The grin quickly melted from Goten's face on hearing this.

"Uh oh, your right. Man, I am in so much trouble if she finds out about this. And I know just what she'll say too," Goten then proceeded in a mock female voice, ""Goten! If I've told you once, I've told you a thousand times! Don't throw your toys into outer space!""

Trunks chuckled at his friend's impersonation of Chi Chi. The funniest thing about it was that it wasn't half bad.

"Well, if its any consolation, at least it wasn't one of my toys." Trunks quipped.

"Thanks." Goten laughed, sarcastically.

The pair laughed and joked between themselves for little while about the general silliness of the situation, before Goten was drawn out of the exchange by a distant distraction.

"Hey Trunks," he said, bringing Trunks out of a giggle of his own, "did you hear something?"

"No." Trunks replied, adopting his companions concerned expression.

The two stood in silence for a few moments, before Goten spoke at once more.

"There it is again," he insisted, "don't you hear it?"

Trunks did hear it, but he wished he hadn't. Waiting in silence once again, the two listened as the sound rose up above the whispering of the leaves and the chattering of the birds. It was a voice, distant, but drawing nearer each time it rang out.

"I hope that's not what I think it is." Trunks fretted.

The voice rang out from amid the foliage again, this time loud enough for the words to be apparent.

"Goten!" the shrill voice pierced the warm air.

"Oh geez..." Goten squealed, "it's my mom!"

As if to reiterate the worried boy's words, a frantic rustling began to emanate from across the copse. The sound was promptly followed by another summons.

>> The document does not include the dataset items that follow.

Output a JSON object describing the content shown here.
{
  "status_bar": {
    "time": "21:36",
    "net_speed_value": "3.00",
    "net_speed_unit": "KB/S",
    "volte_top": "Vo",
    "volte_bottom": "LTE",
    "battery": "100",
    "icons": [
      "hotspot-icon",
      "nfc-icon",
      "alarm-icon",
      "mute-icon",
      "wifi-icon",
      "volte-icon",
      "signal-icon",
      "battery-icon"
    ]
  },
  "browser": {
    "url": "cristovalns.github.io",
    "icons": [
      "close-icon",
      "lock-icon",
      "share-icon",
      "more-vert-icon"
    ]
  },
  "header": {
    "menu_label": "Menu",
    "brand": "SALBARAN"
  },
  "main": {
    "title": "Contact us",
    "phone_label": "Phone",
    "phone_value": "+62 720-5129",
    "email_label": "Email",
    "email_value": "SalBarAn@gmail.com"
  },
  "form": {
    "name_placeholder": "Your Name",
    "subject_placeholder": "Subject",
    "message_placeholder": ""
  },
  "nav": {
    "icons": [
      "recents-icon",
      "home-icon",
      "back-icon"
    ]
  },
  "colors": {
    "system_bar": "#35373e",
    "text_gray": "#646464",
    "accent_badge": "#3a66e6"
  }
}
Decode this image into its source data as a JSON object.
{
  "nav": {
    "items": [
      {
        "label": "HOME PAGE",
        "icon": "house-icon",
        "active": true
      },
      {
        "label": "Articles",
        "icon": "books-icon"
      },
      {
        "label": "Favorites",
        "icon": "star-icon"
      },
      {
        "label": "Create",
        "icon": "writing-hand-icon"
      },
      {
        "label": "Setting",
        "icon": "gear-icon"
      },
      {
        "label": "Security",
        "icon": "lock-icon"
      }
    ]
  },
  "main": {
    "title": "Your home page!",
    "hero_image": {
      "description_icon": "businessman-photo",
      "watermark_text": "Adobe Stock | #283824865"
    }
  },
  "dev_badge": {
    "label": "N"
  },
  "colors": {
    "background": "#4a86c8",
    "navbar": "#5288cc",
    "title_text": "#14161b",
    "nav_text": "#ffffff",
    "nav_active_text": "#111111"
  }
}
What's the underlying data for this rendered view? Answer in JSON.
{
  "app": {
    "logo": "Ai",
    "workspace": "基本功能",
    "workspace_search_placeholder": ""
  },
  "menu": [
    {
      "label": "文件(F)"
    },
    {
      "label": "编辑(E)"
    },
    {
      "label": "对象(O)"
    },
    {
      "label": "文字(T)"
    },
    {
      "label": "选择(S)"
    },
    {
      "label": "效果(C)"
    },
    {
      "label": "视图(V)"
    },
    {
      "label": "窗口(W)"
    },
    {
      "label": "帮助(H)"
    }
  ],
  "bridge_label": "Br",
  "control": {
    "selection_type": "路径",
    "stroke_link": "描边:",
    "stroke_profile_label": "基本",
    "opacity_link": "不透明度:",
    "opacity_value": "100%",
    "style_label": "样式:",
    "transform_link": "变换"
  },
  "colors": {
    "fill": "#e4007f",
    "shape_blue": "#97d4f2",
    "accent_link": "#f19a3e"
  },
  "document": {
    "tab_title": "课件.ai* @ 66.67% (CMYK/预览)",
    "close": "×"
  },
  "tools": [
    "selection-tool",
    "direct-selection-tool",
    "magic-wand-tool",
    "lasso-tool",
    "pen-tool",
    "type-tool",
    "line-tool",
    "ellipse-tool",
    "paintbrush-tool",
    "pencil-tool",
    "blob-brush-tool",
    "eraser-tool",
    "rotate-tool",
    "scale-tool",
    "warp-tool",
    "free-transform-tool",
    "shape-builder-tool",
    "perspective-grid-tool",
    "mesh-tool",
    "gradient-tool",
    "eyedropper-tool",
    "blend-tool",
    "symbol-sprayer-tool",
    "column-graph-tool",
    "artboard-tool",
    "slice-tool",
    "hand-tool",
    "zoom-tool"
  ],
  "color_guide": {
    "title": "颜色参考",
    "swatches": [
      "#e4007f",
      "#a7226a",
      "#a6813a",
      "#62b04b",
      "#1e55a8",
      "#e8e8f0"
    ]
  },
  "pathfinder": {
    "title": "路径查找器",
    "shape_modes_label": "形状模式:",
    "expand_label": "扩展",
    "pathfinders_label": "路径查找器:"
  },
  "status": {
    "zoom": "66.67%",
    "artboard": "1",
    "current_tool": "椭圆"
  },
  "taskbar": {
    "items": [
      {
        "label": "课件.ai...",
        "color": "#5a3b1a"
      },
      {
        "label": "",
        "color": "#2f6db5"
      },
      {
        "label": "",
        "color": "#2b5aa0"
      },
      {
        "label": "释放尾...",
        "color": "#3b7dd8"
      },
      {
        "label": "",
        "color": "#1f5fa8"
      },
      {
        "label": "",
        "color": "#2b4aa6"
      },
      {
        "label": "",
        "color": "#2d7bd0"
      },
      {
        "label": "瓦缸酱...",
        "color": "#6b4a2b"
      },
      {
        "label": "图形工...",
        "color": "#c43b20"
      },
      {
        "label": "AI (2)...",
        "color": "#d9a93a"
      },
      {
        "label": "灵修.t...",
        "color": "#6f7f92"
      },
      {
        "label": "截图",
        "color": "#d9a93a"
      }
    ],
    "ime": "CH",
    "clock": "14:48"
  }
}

"Goten! Where are you?! You'd better not be playing by that cliff, young man!" Chi Chi's disagreeable strains now dominated the ambient sounds.

Goten began to panic as his mind flashed through all the different ground rules he had flagrantly disregarded by just being there. Desperate for help, Goten turned to Trunks, who, as usual, was wearing a look of concerned resolve in a tough situation.

"Oh man, Trunks. What are we gonna do?" Goten panicked.

"I don't know what we're gonna do," Trunks said calmly, turning to face Goten, "but I sure as hell no what I'm gonna do."

These words were a cue for Trunks to sprint over to the scene of the picnic, and begin to pluck those action figures that were his from their seats. Covering the whole perimeter of the picnic blanket, he then picked up one of the backpacks, and dumped the twisted mass of artificial bodies into its depths.

"If you want to get escape with your life, you'd better grab what's yours and split." Trunks advised Goten as he made his way to the edge of the cliff.

"But-but I can't fly!" Goten stammered, with his mother's irate voice for backing.

"Well, your welcome to come with me," Trunks offered, "I could probably carry you too. But I'm definitely not staying here to take the rap."

Goten took what precious time he could to contemplate this possibility. Then, realising the futility of running, he sighed in resignation.

"No," Goten declined, "you had better go on with out me. It'd only make things worse if I tried to run, anyway."

"Suit yourself," Trunks shrugged, "good luck with your mom. See you around, Goten...I hope."

With that, Trunks bounded over the edge of the cliff and, in a brilliant flash of ki energy, rocketed into the open sky. Goten watched as his friend vanished into the vast, blue expanse, then sighed once more.

"Goten! I know your over there," Chi Chi yelled, startling a flock of small birds into flight from the canopy of the wood, "you're in big trouble, mister!"

Shuddering at this fear evoking sound, Goten turned to face the trembling foliage, and to face the music.